Still No Gold Rush in Relentless Bull Market
Gold investing eases back on fresh record prices...
GOLD's run of fresh record prices is attracting strong numbers of new buyers, reports Adrian Ash at world-leading precious metals marketplace BullionVault.
But profit-taking by existing owners continues to off-set that demand. And inflows of new money, though strong, are well below the surges of the financial crisis or Covid pandemic.
With the Dollar price in August setting gold's 7th month-average record in 2025 so far, the number of new account openings on BullionVault beat August 2024 by 77.4%, marking the 4th strongest August in our fintech's 2-decade history.
But gold demand overall, net of selling, was practically zero by weight, and in total, the number of private investors buying gold across the month slipped 5.3% to the fewest since January, while the number of sellers dropped only 3.5% to the fewest since June.
Together that cut 0.3 points off the Gold Investor Index to 53.9, the global index's lowest reading in 7 months.
Any reading above 50.0 signals more buyers than sellers across the month. The Gold Investor Index set a series low of 47.5 on heavy profit-taking in March 2024, hitting its highest in four years at 56.9 this June.
Launched in 2005 and finding 9-in-10 of its global client base in Western Europe and North America, BullionVault saw its users sell 5 kilograms more gold than they bought as a group in August, trimming total client holdings to a 3-month low just beneath 44.0 tonnes.
But while investor selling continues to offset new demand, the pace of profit-taking in gold investment continues to lag the pace of its price rise. That keeps taking the value of private investor holdings up to fresh all-time highs.
BullionVault customers' gold − all securely stored and insured in each client's choice of London, New York, Singapore, Toronto and (most popular) Zurich − rose in August to a new record value of $4.8 billion (£3.6bn, €4.1bn, JPY713bn), up by 30.9% since New Year (+21.9% in GBP, +16.8% in EUR, +22.7% in JPY).

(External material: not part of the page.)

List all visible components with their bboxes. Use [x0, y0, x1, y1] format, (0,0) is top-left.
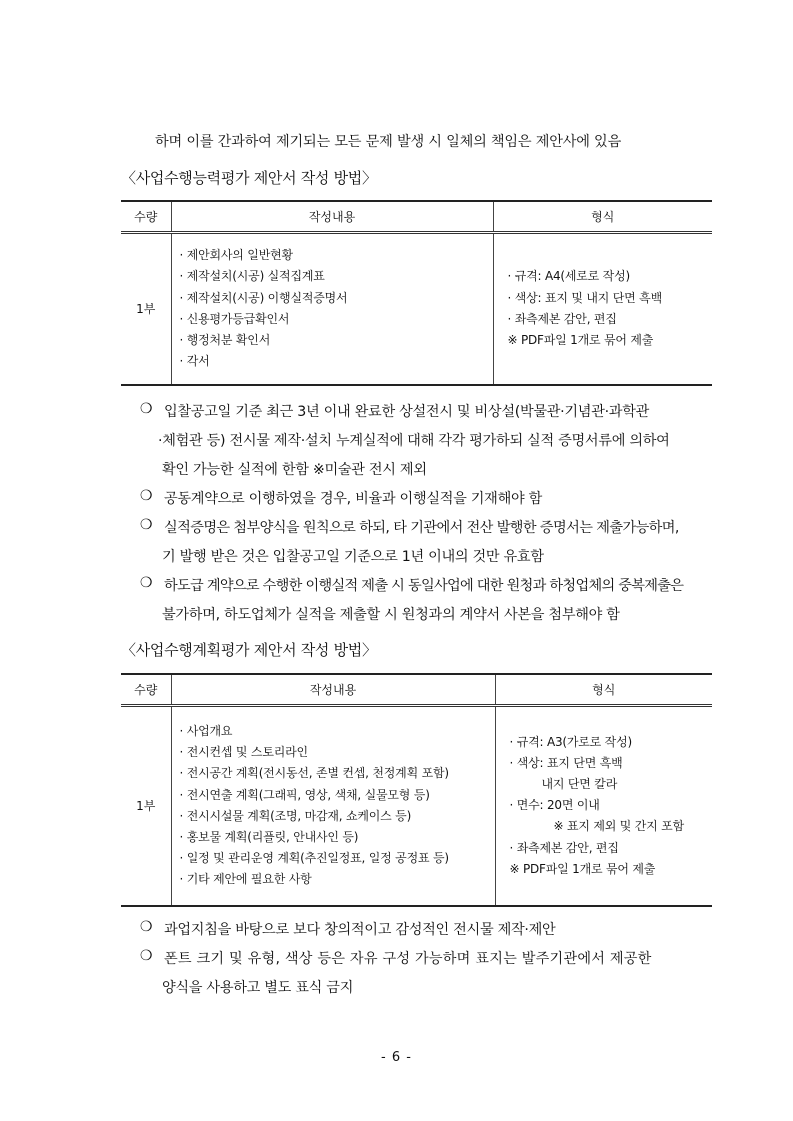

The number of new BullionVault accounts opened meantime rose 6.7% in August from July's figure, and it beat the 12-month average by 13.8%, led by the UK (+20.3%), Germany (+16.5%) and Spain (+16.5%).
New US gold investing, however, remained muted again, slipping 14.3% from July and dropping 27.4% from its 12-month average.

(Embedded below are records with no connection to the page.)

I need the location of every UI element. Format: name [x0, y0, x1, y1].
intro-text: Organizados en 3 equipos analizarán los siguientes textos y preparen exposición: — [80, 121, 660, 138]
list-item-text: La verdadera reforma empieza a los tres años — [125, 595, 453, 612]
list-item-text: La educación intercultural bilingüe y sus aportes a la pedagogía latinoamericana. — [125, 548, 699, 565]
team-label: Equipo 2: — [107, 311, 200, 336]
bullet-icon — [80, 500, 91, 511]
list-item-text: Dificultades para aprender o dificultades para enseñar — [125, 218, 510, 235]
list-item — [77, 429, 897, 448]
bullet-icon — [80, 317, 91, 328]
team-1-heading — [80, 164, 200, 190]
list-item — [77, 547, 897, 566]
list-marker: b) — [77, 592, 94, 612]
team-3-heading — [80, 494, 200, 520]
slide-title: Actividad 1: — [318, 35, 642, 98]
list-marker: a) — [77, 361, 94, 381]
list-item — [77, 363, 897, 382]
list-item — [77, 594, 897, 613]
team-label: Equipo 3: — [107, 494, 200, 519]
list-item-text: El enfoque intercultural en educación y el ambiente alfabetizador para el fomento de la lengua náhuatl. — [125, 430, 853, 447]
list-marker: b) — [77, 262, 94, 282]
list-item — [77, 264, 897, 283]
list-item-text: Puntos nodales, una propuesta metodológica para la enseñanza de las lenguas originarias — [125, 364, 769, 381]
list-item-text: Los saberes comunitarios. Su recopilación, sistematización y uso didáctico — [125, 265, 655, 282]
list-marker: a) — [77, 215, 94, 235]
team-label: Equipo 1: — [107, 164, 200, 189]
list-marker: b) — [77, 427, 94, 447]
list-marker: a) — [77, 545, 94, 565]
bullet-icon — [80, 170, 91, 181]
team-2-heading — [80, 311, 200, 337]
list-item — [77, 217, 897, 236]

This lack of US investor interest in gold might seem ironic given that President Trump is playing such a key role in driving up prices.
But while Trump's domestic, foreign and trade policies are clearly supporting further inflows to gold from central banks and Asian wealth, they're only part of a deeper, long-term fracturing of the global geopolitical system.
It's hard to see how the resulting mistrust and uncertainty won't continue supporting and driving gold prices higher, even as Western investors effectively sit it out, net-net.
Silver investing also remained quiet overall in August as the more industrially-useful precious metal rose towards this week's fresh 14-year highs above $40 silver (and fresh all-time highs in UK Pounds above £30 per Troy ounce).
Unlike gold, the number of silver sellers fell harder than the number of buyers, down 28.1% versus 20.4% respectively as the more industrially-useful precious metal set its highest month-average price since September 2011.
Together, that edged the Silver Investor Index 0.1 points higher to 51.7, far below April's price-drop driven spike to a 4-year high of 58.3.
Silver also saw positive net demand by weight, growing BullionVault users' holdings by nearly 5 tonnes to a 3-month high of 1,157 tonnes, worth a new record $1.4bn (£1.0bn, €1.2bn, JPY212bn).
Bottom line? Gold's relentless bull market remains far from a gold rush, and silver's dramatic catch-up hasn't yet attracted a genuine flood of private investing either.
In both precious metals, the rise in demand is being matched by existing investors choosing to sell at gold's new all-time highs and silver's multi-year records.